Jumat, 03 Desember 2010

Kekerasan Dalam Rumah Tangga

Sepasang pria dan wanita yang memilih untuk menikah dan berumah tangga, mereka harus dapat mengerti apa tujuan mereka untuk mengambil keputusan tersebut. karena pada hakikatnya, seseorang yang telah mengambil keputusan untuk bemenikah dan berumah tangga adalah menjadi keluarga yang harmonis, menghormati pasangan masing-masing, mendidik anak-anak mereka dengan baik.

Tetapi akhir-akhir ini, banyak media massa yang memberitakan kekerasan dalam rumah tangga. Yang umumnya dilakukan oleh seorang suami pada istrinya, contoh kasus yang sempat marak dibicarakan adalah kasus KDRT yang dialami oleh Lisa, seorang ibu rumah tangga yang wajahnya menjadi rusak akibat disiram air keras oleh suamnya. Seorang suami yang seharusnya menjadi imam yang baik dalam rumah tangganya, tetapi malah menyiksa istrinya sendiri.

Menurut Menteri Negara Pemberdayaan Perempuan, sekitar 24 juta perempuan di Indonesia mengalami kekerasan dalam rumah tangga, tetapi jumlah yang pasti belum diperoleh. Di Indonesia, pada tahun 1998 jumlah kekerasan yang terjadi pada istri yang tidak bekerja adalah 39,7 % dan 35,7 % pada istri yang bekerja.

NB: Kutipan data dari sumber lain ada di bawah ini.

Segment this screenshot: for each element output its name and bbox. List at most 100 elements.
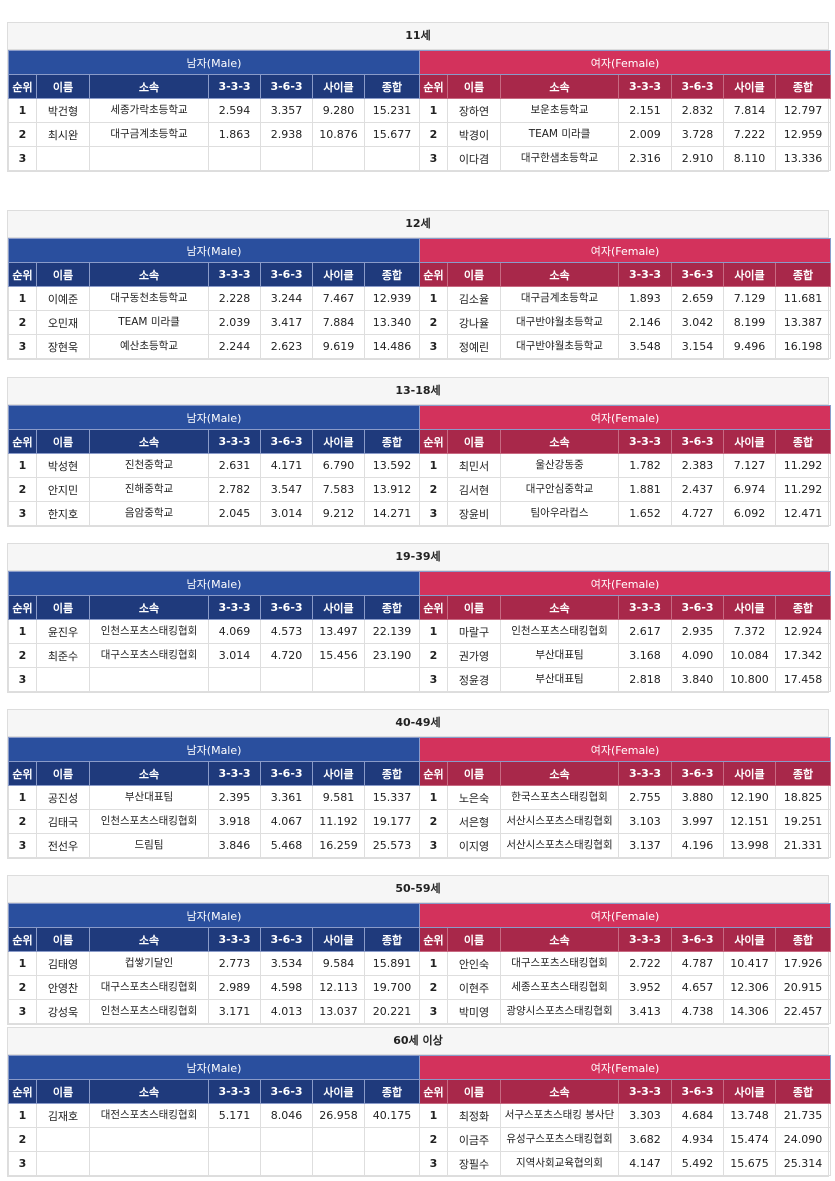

KDRT pada istri tidak akan terjadi jika tidak ada penyebabnya. Di negara kita, Indonesia, kekerasan pada perempuan merupakan salah satu budaya negatif yang tanpa disadari sebenarnya telah diturunkan secara turun temurun. Apa saja penyebab kekerasan pada istri? Beberapa faktor yang menyebabkan terjadinya kekerasan suami terhadap istri, antara lain:

1) Masyarakat membesarkan anak laki-laki dengan menumbuhkan keyakinan bahwa anak laki-laki harus kuat, berani dan tidak toleran.

2) Laki-laki dan perempuan tidak diposisikan setara dalam masyarakat.

3) Persepsi mengenai kekerasan yang terjadi dalam rumah tangga harus ditutup karena merupakan masalah keluarga dan bukan masalah sosial.

4) Pemahaman yang keliru terhadap ajaran agama mengenai aturan mendidik istri, kepatuhan istri pada suami, penghormatan posisi suami sehingga terjadi persepsi bahwa laki-laki boleh menguasai perempuan.

5) Budaya bahwa istri bergantung pada suami, khususnya ekonomi.

6) Kepribadian dan kondisi psikologis suami yang tidak stabil.

7) Pernah mengalami kekerasan pada masa kanak-kanak.

8) Budaya bahwa laki-laki dianggap superior dan perempuan inferior.

9) Melakukan imitasi, terutama anak laki-laki yang hidup dengan orang tua yang sering melakukan kekerasan pada ibunya atau dirinya.

Dalam menghadapi masalah ini pemerintah telah menetapkan UU RI No. 23 Tahun 2004 tentang Penghapusan Kekerasan Dalam Rumah Tangga. Dengan adanya UU ini, maka orang yang melakukan kekerasan dalam rumah tangga akan di kenakan sanksi pidana.